As of Wednesday evening, the worldwide death toll from COVID-19 was 4,656,615, according to data from Johns Hopkins University.
“This all could have been avoided,” Marc Ayers told CNN. “This could have been prevented by a few acts of kindness. They were in a state that had one of the lowest vaccination rates in the country. Getting a vaccine and wearing a mask for others ... had this been done, she would be here today.”
The obituary was written by the daughter of Candace Ayers, Amanda Ayers Foster, “Today” reported.
Candace Ayers was born in Mobile, Alabama, and graduated from Pawnee High School, south of Springfield, in 1973, according to her obituary. She married Terry Ayers on Oct. 7, 1978. She was an orthodontic assistant for several years before deciding to become a stay-at-home mother. After her children were grown, she returned to the workforce for five years at St. John’s Prairie Heart Institute in Springfield.

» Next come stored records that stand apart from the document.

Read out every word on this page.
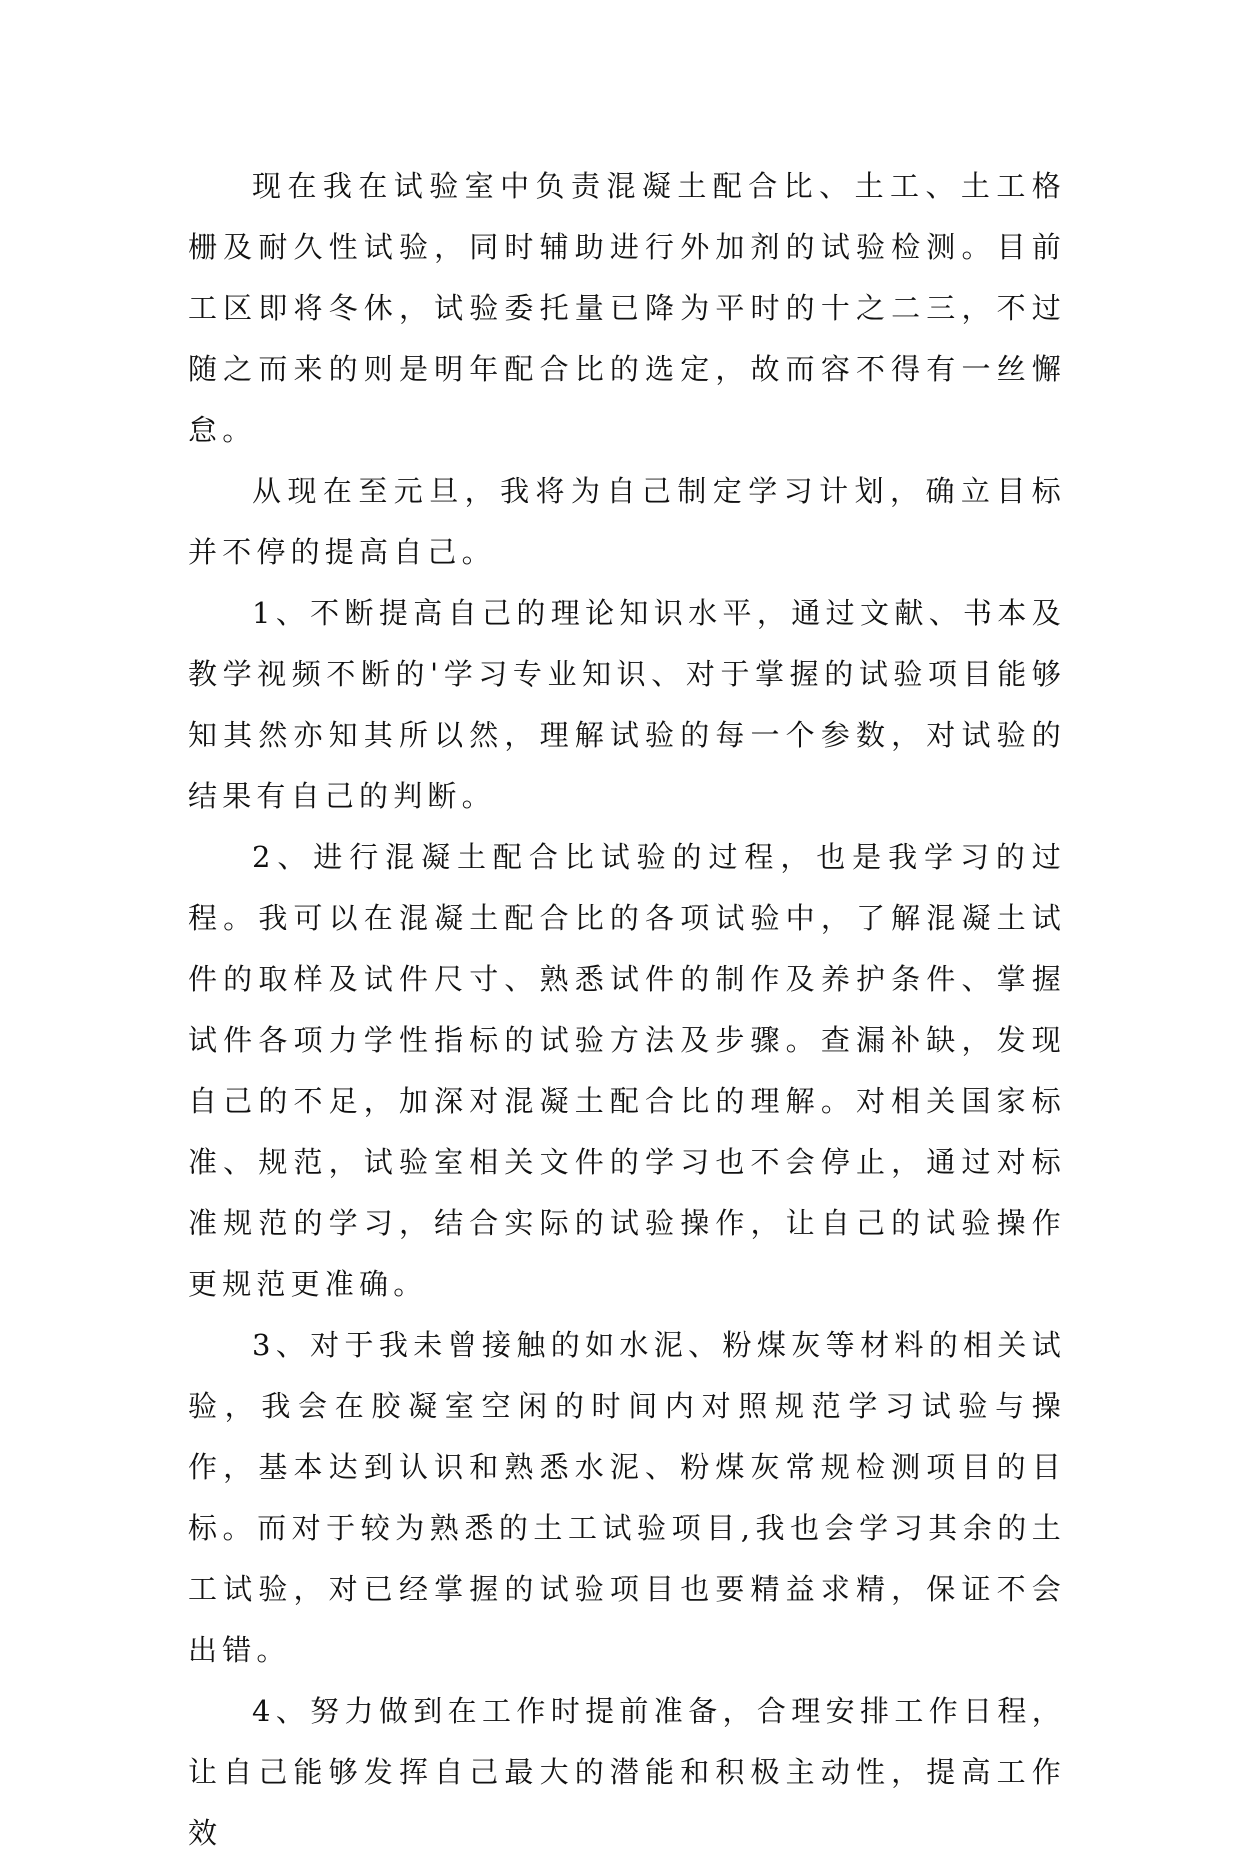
现在我在试验室中负责混凝土配合比、土工、土工格栅及耐久性试验，同时辅助进行外加剂的试验检测。目前工区即将冬休，试验委托量已降为平时的十之二三，不过随之而来的则是明年配合比的选定，故而容不得有一丝懈怠。

从现在至元旦，我将为自己制定学习计划，确立目标并不停的提高自己。

1、不断提高自己的理论知识水平，通过文献、书本及教学视频不断的'学习专业知识、对于掌握的试验项目能够知其然亦知其所以然，理解试验的每一个参数，对试验的结果有自己的判断。

2、进行混凝土配合比试验的过程，也是我学习的过程。我可以在混凝土配合比的各项试验中，了解混凝土试件的取样及试件尺寸、熟悉试件的制作及养护条件、掌握试件各项力学性指标的试验方法及步骤。查漏补缺，发现自己的不足，加深对混凝土配合比的理解。对相关国家标准、规范，试验室相关文件的学习也不会停止，通过对标准规范的学习，结合实际的试验操作，让自己的试验操作更规范更准确。

3、对于我未曾接触的如水泥、粉煤灰等材料的相关试验，我会在胶凝室空闲的时间内对照规范学习试验与操作，基本达到认识和熟悉水泥、粉煤灰常规检测项目的目标。而对于较为熟悉的土工试验项目,我也会学习其余的土工试验，对已经掌握的试验项目也要精益求精，保证不会出错。

4、努力做到在工作时提前准备，合理安排工作日程，让自己能够发挥自己最大的潜能和积极主动性，提高工作效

When Candace and Terry Ayers drove to Mississippi, her children were wary.
“My mother had severe rheumatoid arthritis. We were always the most concerned about her getting it because she was immunocompromised,” Marc Ayers told CNN. “We were wrestling with whether they should have traveled.
“But things were looking so good, and with them being fully vaccinated, we just didn’t have any thoughts of them going to Mississippi. The delta variant was just hitting the radar. Breakthrough cases were rare at that point. Our worst nightmare came true.”
The Ayers family has received positive and negative feedback to the obituary, Marc Ayers told CNN.
“It’s been really wonderful to hear from friends and strangers regarding the obituary,” Marc Ayers told the news network. “Because of our story, people have told us they are getting vaccinated.
“Of course, there are negative comments as well, but the majority has been positive.”